— Это вы играли? — спросил моряк.
— Да, — смущенно ответила она. — Вам, должно быть, скучно…
— Нет-нет, напротив, мне очень понравилось.
Девушка была польщена. «Я сейчас», — пообещала она и вышла. Немного погодя она появилась снова, неся вазу с фруктами. Вазу она поставила на круглый столик.
— Не беспокойтесь, — сказал моряк.
— Ну, что вы, угощайтесь, пожалуйста, — она взяла нож и принялась чистить яблоко.
«Пальцы совсем как у нее, — подумал он. — Такие же легкие».
— Уж не знаю, почему она запаздывает, — сказала девушка так, словно она была виновата в том, что мать запаздывала.

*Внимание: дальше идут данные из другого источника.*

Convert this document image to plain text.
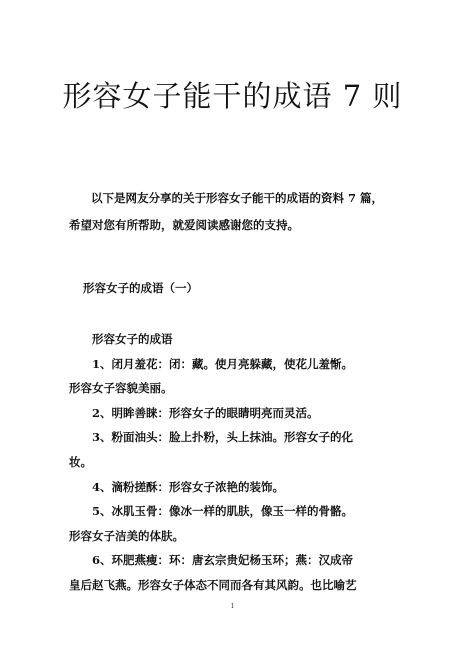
形容女子能干的成语 7 则
以下是网友分享的关于形容女子能干的成语的资料 7 篇，
希望对您有所帮助，就爱阅读感谢您的支持。
形容女子的成语（一）
形容女子的成语
1、闭月羞花：闭：藏。使月亮躲藏，使花儿羞惭。
形容女子容貌美丽。
2、明眸善睐：形容女子的眼睛明亮而灵活。
3、粉面油头：脸上扑粉，头上抹油。形容女子的化
妆。
4、滴粉搓酥：形容女子浓艳的装饰。
5、冰肌玉骨：像冰一样的肌肤，像玉一样的骨骼。
形容女子洁美的体肤。
6、环肥燕瘦：环：唐玄宗贵妃杨玉环；燕：汉成帝
皇后赵飞燕。形容女子体态不同而各有其风韵。也比喻艺
1
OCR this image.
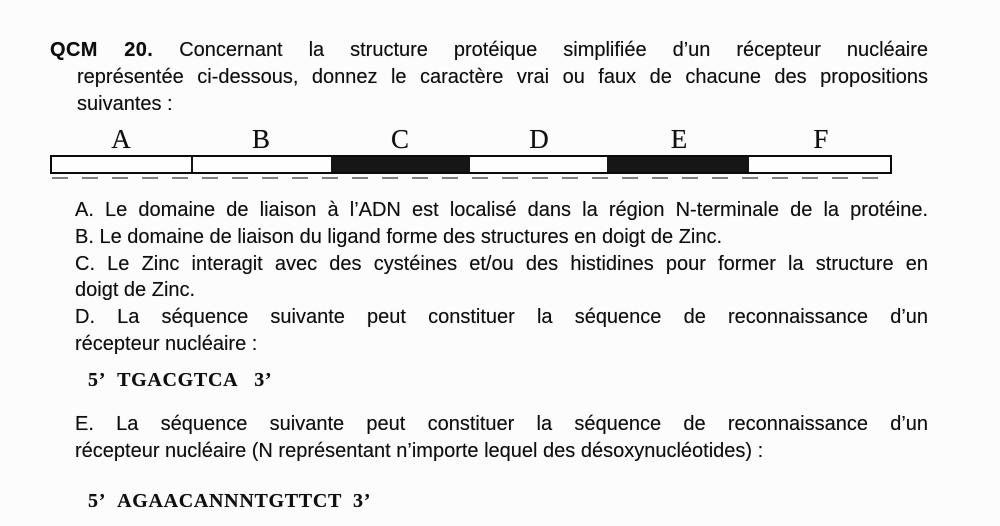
QCM 20. Concernant la structure protéique simplifiée d’un récepteur nucléaire
représentée ci-dessous, donnez le caractère vrai ou faux de chacune des propositions
suivantes :
A	B	C	D	E	F
A. Le domaine de liaison à l’ADN est localisé dans la région N-terminale de la protéine.
B. Le domaine de liaison du ligand forme des structures en doigt de Zinc.
C. Le Zinc interagit avec des cystéines et/ou des histidines pour former la structure en
doigt de Zinc.
D. La séquence suivante peut constituer la séquence de reconnaissance d’un
récepteur nucléaire :
5’ TGACGTCA 3’
E. La séquence suivante peut constituer la séquence de reconnaissance d’un
récepteur nucléaire (N représentant n’importe lequel des désoxynucléotides) :
5’ AGAACANNNTGTTCT 3’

«Может, не стоило приходить», — почему-то подумалось гостю.
— Угощайтесь, — она пододвинула к нему тарелочку.
— Благодарю.
Что сказать еще, девушка не знала. А моряк не собирался поддерживать разговор, и в комнате воцарилось молчание.
Девушка встала, подошла к часам, вернулась.

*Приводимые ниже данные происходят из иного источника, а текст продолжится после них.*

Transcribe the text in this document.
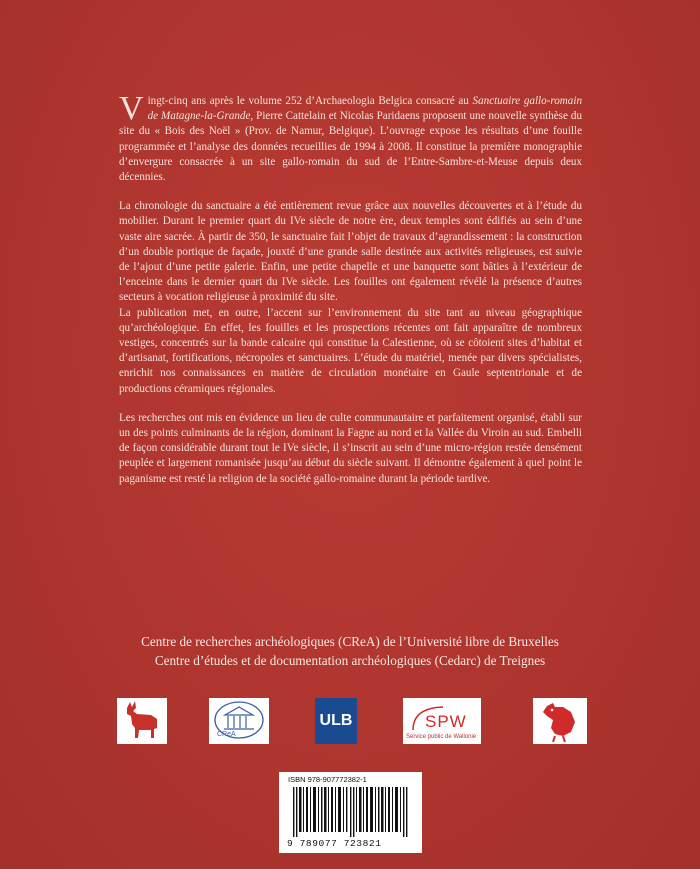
Vingt-cinq ans après le volume 252 d’Archaeologia Belgica consacré au Sanctuaire gallo-romain de Matagne-la-Grande, Pierre Cattelain et Nicolas Paridaens proposent une nouvelle synthèse du site du « Bois des Noël » (Prov. de Namur, Belgique). L’ouvrage expose les résultats d’une fouille programmée et l’analyse des données recueillies de 1994 à 2008. Il constitue la première monographie d’envergure consacrée à un site gallo-romain du sud de l’Entre-Sambre-et-Meuse depuis deux décennies.

La chronologie du sanctuaire a été entièrement revue grâce aux nouvelles découvertes et à l’étude du mobilier. Durant le premier quart du IVe siècle de notre ère, deux temples sont édifiés au sein d’une vaste aire sacrée. À partir de 350, le sanctuaire fait l’objet de travaux d’agrandissement : la construction d’un double portique de façade, jouxté d’une grande salle destinée aux activités religieuses, est suivie de l’ajout d’une petite galerie. Enfin, une petite chapelle et une banquette sont bâties à l’extérieur de l’enceinte dans le dernier quart du IVe siècle. Les fouilles ont également révélé la présence d’autres secteurs à vocation religieuse à proximité du site.

La publication met, en outre, l’accent sur l’environnement du site tant au niveau géographique qu’archéologique. En effet, les fouilles et les prospections récentes ont fait apparaître de nombreux vestiges, concentrés sur la bande calcaire qui constitue la Calestienne, où se côtoient sites d’habitat et d’artisanat, fortifications, nécropoles et sanctuaires. L’étude du matériel, menée par divers spécialistes, enrichit nos connaissances en matière de circulation monétaire en Gaule septentrionale et de productions céramiques régionales.

Les recherches ont mis en évidence un lieu de culte communautaire et parfaitement organisé, établi sur un des points culminants de la région, dominant la Fagne au nord et la Vallée du Viroin au sud. Embelli de façon considérable durant tout le IVe siècle, il s’inscrit au sein d’une micro-région restée densément peuplée et largement romanisée jusqu’au début du siècle suivant. Il démontre également à quel point le paganisme est resté la religion de la société gallo-romaine durant la période tardive.

Centre de recherches archéologiques (CReA) de l’Université libre de Bruxelles
Centre d’études et de documentation archéologiques (Cedarc) de Treignes
CReA
ULB	SPW
Service public de Wallonie
ISBN 978-907772382-1
9 789077 723821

— Берите еще, — предложила она. Ему не хотелось, но он взял, улыбнулся и сказал, что очень вкусно.
— Как рано темнеет зимой, — сказала девушка.
— Да, очень рано. — «И голос тот же, и манеры, и походка».
— Вообще-то женщину не принято спрашивать о возрасте, — усмехнулся моряк, обнажая белые зубы, — и все-таки, дочка, сколько же тебе лет?
— Двадцать один, — тихо ответила она.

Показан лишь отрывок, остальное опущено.